Gray Shuko est un ancien du forum CFSL. Il revient avec nous sur sa carrière, à l’occasion du lancement de sa première campagne Kickstarter pour son projet Fruity Frags, une BD avec des fruits qui se foutent sur la gueule, en gros. Si vous avez déjà entendu parler de Gray Shuko, vous savez que la qualité de son dessin est complètement incroyable, et sinon, on vous invite à le découvrir ! Il a également contribué aux éditions CFSL Ink à plusieurs reprises, il a travaillé chez Ankama et dernièrement sur les comics Overwatch de Blizzard Entertainment. Accrochez-vous à vos yeux !
Comment êtes-vous devenu illustrateur ?
J’ai toujours aimé dessiner, je faisais pas mal de croquis divers et de petites BD étant jeune, je voulais en faire mon métier donc ça tombe plutôt bien :D
Pour en arriver là, quel a été votre parcours ?

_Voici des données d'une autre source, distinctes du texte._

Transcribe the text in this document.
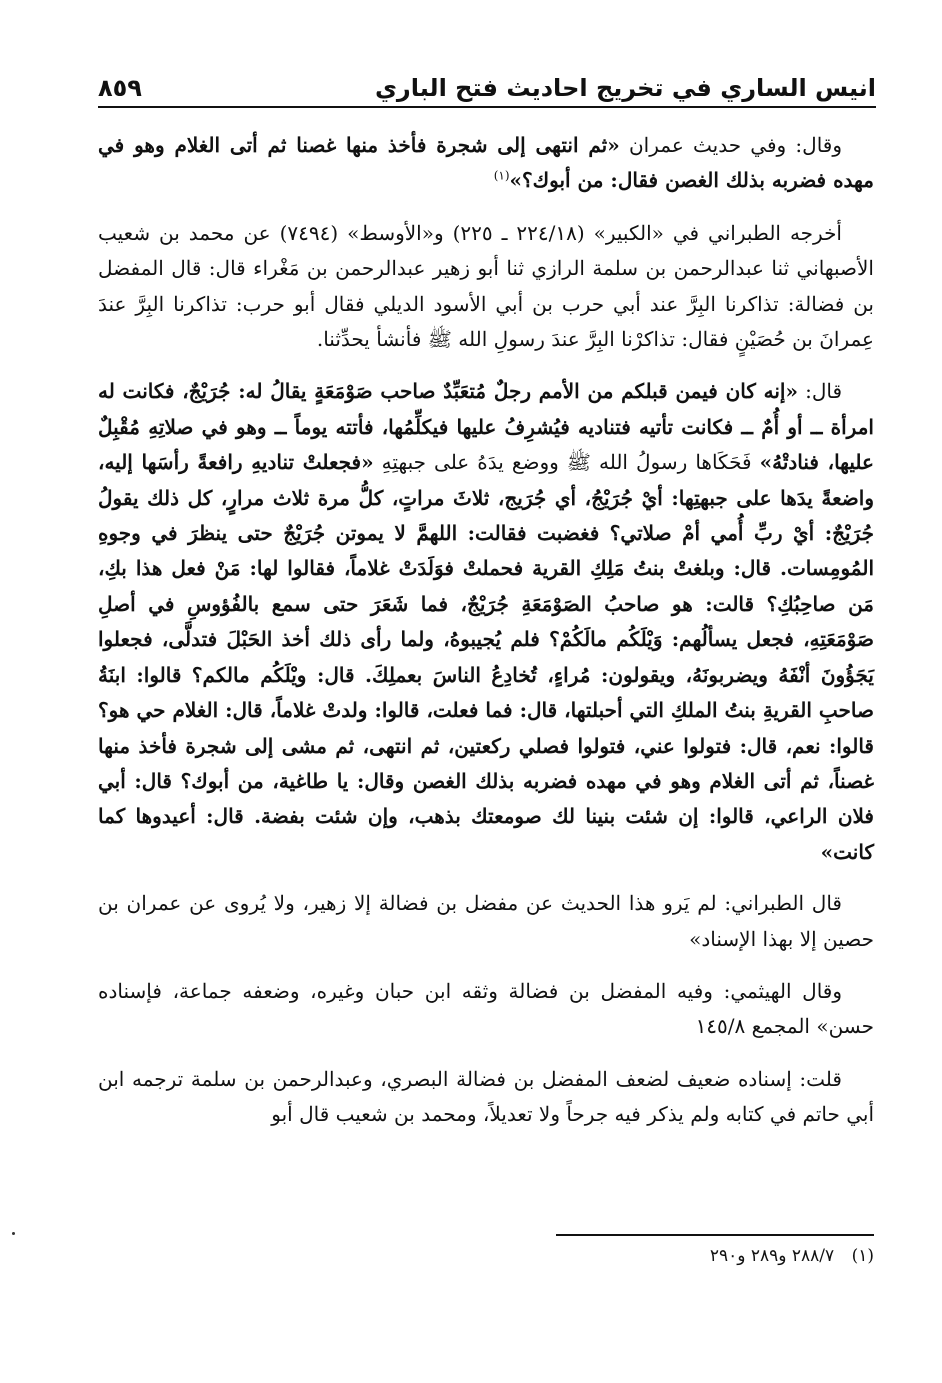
انيس الساري في تخريج احاديث فتح الباري
٨٥٩

وقال: وفي حديث عمران «ثم انتهى إلى شجرة فأخذ منها غصنا ثم أتى الغلام وهو في مهده فضربه بذلك الغصن فقال: من أبوك؟»$^{(١)}$

أخرجه الطبراني في «الكبير» (٢٢٤/١٨ ـ ٢٢٥) و«الأوسط» (٧٤٩٤) عن محمد بن شعيب الأصبهاني ثنا عبدالرحمن بن سلمة الرازي ثنا أبو زهير عبدالرحمن بن مَغْراء قال: قال المفضل بن فضالة: تذاكرنا البِرَّ عند أبي حرب بن أبي الأسود الديلي فقال أبو حرب: تذاكرنا البِرَّ عندَ عِمرانَ بن حُصَيْنٍ فقال: تذاكرْنا البِرَّ عندَ رسولِ الله ﷺ فأنشأ يحدِّثنا.

قال: «إنه كان فيمن قبلكم من الأمم رجلٌ مُتعَبِّدٌ صاحب صَوْمَعَةٍ يقالُ له: جُرَيْجٌ، فكانت له امرأة ــ أو أُمٌ ــ فكانت تأتيه فتناديه فيُشرِفُ عليها فيكلِّمُها، فأتته يوماً ــ وهو في صلاتِهِ مُقْبِلٌ عليها، فنادتْهُ» فَحَكَاها رسولُ الله ﷺ ووضع يدَهُ على جبهتِهِ «فجعلتْ تناديهِ رافعةً رأسَها إليه، واضعةً يدَها على جبهتِها: أيْ جُرَيْجُ، أي جُرَيج، ثلاثَ مراتٍ، كلُّ مرة ثلاث مرارٍ، كل ذلك يقولُ جُرَيْجٌ: أيْ ربِّ أُمي أمْ صلاتي؟ فغضبت فقالت: اللهمَّ لا يموتن جُرَيْجٌ حتى ينظرَ في وجوهِ المُومِسات. قال: وبلغتْ بنتُ مَلِكِ القرية فحملتْ فوَلَدَتْ غلاماً، فقالوا لها: مَنْ فعل هذا بكِ، مَن صاحِبُكِ؟ قالت: هو صاحبُ الصَوْمَعَةِ جُرَيْجٌ، فما شَعَرَ حتى سمع بالفُؤوسِ في أصلِ صَوْمَعَتِهِ، فجعل يسألُهم: وَيْلَكُم مالَكُمْ؟ فلم يُجيبوهُ، ولما رأى ذلك أخذ الحَبْلَ فتدلَّى، فجعلوا يَجَؤُونَ أنْفَهُ ويضربونَهُ، ويقولون: مُراءٍ، تُخادِعُ الناسَ بعملِكَ. قال: ويْلَكُم مالكم؟ قالوا: ابنَةُ صاحبِ القريةِ بنتُ الملكِ التي أحبلتها، قال: فما فعلت، قالوا: ولدتْ غلاماً، قال: الغلام حي هو؟ قالوا: نعم، قال: فتولوا عني، فتولوا فصلي ركعتين، ثم انتهى، ثم مشى إلى شجرة فأخذ منها غصناً، ثم أتى الغلام وهو في مهده فضربه بذلك الغصن وقال: يا طاغية، من أبوك؟ قال: أبي فلان الراعي، قالوا: إن شئت بنينا لك صومعتك بذهب، وإن شئت بفضة. قال: أعيدوها كما كانت»

قال الطبراني: لم يَرو هذا الحديث عن مفضل بن فضالة إلا زهير، ولا يُروى عن عمران بن حصين إلا بهذا الإسناد»

وقال الهيثمي: وفيه المفضل بن فضالة وثقه ابن حبان وغيره، وضعفه جماعة، فإسناده حسن» المجمع ١٤٥/٨

قلت: إسناده ضعيف لضعف المفضل بن فضالة البصري، وعبدالرحمن بن سلمة ترجمه ابن أبي حاتم في كتابه ولم يذكر فيه جرحاً ولا تعديلاً، ومحمد بن شعيب قال أبو

(١) ٢٨٨/٧ و٢٨٩ و٢٩٠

Je dessinais pendant mes temps libres (et un peu pendant les cours), ensuite je suis allé dans un lycée proposant une option arts plastiques pour 1 ou 2 heures par semaine, ensuite j’ai eu un BAC S et pu rentrer dans une école d’art privée (Emile Cohl à Lyon) où je suis resté 4 ans jusqu’au diplôme. L’enseignement y était plutôt intéressant au début, très académique, ensuite on fait ce qu’on fait depuis le début: progresser en s’inspirant des autres.
Quelles sont vos inspirations ?
A l’époque elles étaient principalement japonaises et américaines: les animés, les comics, et les jeux vidéos, j’adorais Dragon Ball Z, Olive et Tom, les X-Men, j’achetais pas mal de comics dans les bureaux de tabac.
Un peu plus tard je suis devenu aussi très fan de Metal Gear Solid, notamment de Gray Fox qui est mon personnage fictif préféré.
Aujourd’hui, avec la culture geek, Internet et tous les artistes qui eux-mêmes se sont inspirés des mêmes chose que moi, il y a énormément de choses à apprécier, venant de pays plus variés.
Avez vous un mentor ?
Pas vraiment, je dirais plutôt des inspirations maîtresses, ce serait Akira Toriyama (Dragon Ball), Yoji Shinkawa (MGS, ZOE) et Joe Madureira.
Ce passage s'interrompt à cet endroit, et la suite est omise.